André’s fingers stumbled again but now the third angel was above him. Unlike the other two, this angel’s forehead was criss-crossed with deep lines. His wings beat slowly and deliberately as though he were treading water. He had the look of a man who had seen too much and did not like much of what he saw. Then he tipped forward slowly from the waist, his feet lifting behind him as if there were a metal rod pinned through his hips. He turned unhurriedly through the air and stopped when his face was level with André’s.

They stared at each other for a long, drawn-out moment and André thought he saw a deep sadness in the angel’s eyes. Then the angel reached out his hand. To cup André’s chin or to draw him closer, André couldn’t tell. He shut his eyes. When he opened them again, the angels, all three of them, were gone.

Mrs Harrison rose to her feet and clapped with unrestrained enthusiasm. As she clapped, the folds of skin beneath her arms wobbled uncontrollably.

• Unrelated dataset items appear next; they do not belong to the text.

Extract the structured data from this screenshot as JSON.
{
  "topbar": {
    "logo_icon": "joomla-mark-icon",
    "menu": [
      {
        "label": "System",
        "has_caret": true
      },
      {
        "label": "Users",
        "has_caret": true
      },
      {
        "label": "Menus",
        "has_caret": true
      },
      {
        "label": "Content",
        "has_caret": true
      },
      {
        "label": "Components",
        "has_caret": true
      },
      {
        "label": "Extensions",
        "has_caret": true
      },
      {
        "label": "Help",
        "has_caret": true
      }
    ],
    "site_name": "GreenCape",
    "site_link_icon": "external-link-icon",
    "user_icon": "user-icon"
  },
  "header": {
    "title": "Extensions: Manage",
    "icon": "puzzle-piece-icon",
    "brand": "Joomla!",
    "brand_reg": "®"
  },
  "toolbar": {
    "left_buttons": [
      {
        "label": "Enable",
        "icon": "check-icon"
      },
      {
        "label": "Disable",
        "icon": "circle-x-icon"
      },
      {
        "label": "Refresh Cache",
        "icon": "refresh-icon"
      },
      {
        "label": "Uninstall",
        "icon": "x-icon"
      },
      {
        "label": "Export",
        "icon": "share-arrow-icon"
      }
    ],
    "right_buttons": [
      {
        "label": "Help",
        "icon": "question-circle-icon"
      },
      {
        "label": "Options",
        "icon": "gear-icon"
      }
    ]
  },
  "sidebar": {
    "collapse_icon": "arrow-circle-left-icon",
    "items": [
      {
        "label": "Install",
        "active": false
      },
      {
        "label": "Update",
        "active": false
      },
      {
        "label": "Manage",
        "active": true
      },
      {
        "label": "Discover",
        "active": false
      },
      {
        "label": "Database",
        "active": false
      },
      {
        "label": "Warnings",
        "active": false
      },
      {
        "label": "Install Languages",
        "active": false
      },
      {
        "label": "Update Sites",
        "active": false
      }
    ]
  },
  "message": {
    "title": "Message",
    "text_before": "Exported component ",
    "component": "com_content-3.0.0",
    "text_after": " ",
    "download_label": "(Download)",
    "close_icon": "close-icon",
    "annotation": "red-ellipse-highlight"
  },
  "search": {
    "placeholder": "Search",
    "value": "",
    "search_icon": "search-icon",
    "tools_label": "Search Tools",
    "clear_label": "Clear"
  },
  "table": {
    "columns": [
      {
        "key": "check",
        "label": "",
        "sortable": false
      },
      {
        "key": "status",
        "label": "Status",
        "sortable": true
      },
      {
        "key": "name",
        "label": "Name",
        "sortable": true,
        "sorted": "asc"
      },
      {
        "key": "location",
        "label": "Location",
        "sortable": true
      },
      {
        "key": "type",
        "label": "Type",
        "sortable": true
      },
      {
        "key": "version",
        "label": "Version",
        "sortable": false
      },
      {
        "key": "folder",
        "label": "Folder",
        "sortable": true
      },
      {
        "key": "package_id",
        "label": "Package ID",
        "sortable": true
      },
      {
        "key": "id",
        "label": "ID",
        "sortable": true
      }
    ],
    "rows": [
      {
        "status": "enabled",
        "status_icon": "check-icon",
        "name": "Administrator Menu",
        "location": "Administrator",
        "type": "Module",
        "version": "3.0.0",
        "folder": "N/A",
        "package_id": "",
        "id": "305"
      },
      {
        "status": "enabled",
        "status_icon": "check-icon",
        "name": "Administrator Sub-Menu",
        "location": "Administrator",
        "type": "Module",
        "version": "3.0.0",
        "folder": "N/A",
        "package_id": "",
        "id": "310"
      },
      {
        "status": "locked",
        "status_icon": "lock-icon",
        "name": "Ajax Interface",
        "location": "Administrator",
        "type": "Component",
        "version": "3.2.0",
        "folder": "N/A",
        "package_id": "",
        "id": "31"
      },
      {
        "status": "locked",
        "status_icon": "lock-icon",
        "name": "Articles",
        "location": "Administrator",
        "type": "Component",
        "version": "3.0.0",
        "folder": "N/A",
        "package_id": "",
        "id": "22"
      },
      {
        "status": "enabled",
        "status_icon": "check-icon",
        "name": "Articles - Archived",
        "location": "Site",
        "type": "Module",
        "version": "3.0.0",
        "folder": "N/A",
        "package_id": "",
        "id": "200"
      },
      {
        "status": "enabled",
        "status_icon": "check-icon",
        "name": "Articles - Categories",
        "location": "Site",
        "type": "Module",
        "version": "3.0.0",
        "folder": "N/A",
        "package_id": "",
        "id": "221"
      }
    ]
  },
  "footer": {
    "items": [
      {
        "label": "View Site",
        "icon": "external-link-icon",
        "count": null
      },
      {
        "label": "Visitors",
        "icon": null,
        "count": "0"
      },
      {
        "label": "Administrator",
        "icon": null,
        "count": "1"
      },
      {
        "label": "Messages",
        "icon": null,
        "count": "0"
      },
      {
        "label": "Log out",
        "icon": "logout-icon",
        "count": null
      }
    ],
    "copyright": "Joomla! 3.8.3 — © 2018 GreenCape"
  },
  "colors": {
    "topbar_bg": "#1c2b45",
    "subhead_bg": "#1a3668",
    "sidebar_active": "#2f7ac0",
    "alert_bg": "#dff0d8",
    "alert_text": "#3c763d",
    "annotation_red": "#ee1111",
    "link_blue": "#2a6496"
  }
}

‘Bravo, André!’ she cried. ‘Bravo!’

‘Did you …’

‘Did I like it?’ Mrs Harrison exclaimed. ‘I loved it! You shouldn’t hide such talent, you know. I might only be a beginner but I must say, you’re bloody good.’

‘Thank you.’

André looked out across the fields where the heads of corn began their silent march to the horizon. The sudden chill had disappeared and he leaned against the wall to catch his breath.

‘Come and sit for a while,’ Mrs Harrison said in a kindly tone. ‘You look like you’ve run a marathon.’

André looked up at the clock on the wall. Like everything about Mrs Harrison, it was oversized and showed its age.

‘I’m afraid we’ve run out of time, Mrs Harrison. I really must be going.’

‘Won’t you have some water at least?’

‘No, thank you.’ He wanted to get away as soon as possible so he could be by himself. That was what he liked about Mthatha. Solitude was never far away.

‘You’re an odd little bugger, André Potgieter,’ Mrs Harrison said as she escorted him to the front door. She gripped his arm as if she might keep him with her a while longer. Her odour had changed. Now it was redolent of over-ripe fruit and freshly tilled earth.

‘Next Thursday then?’ she said.

‘I’ll let you know, Mrs Harrison,’ replied André.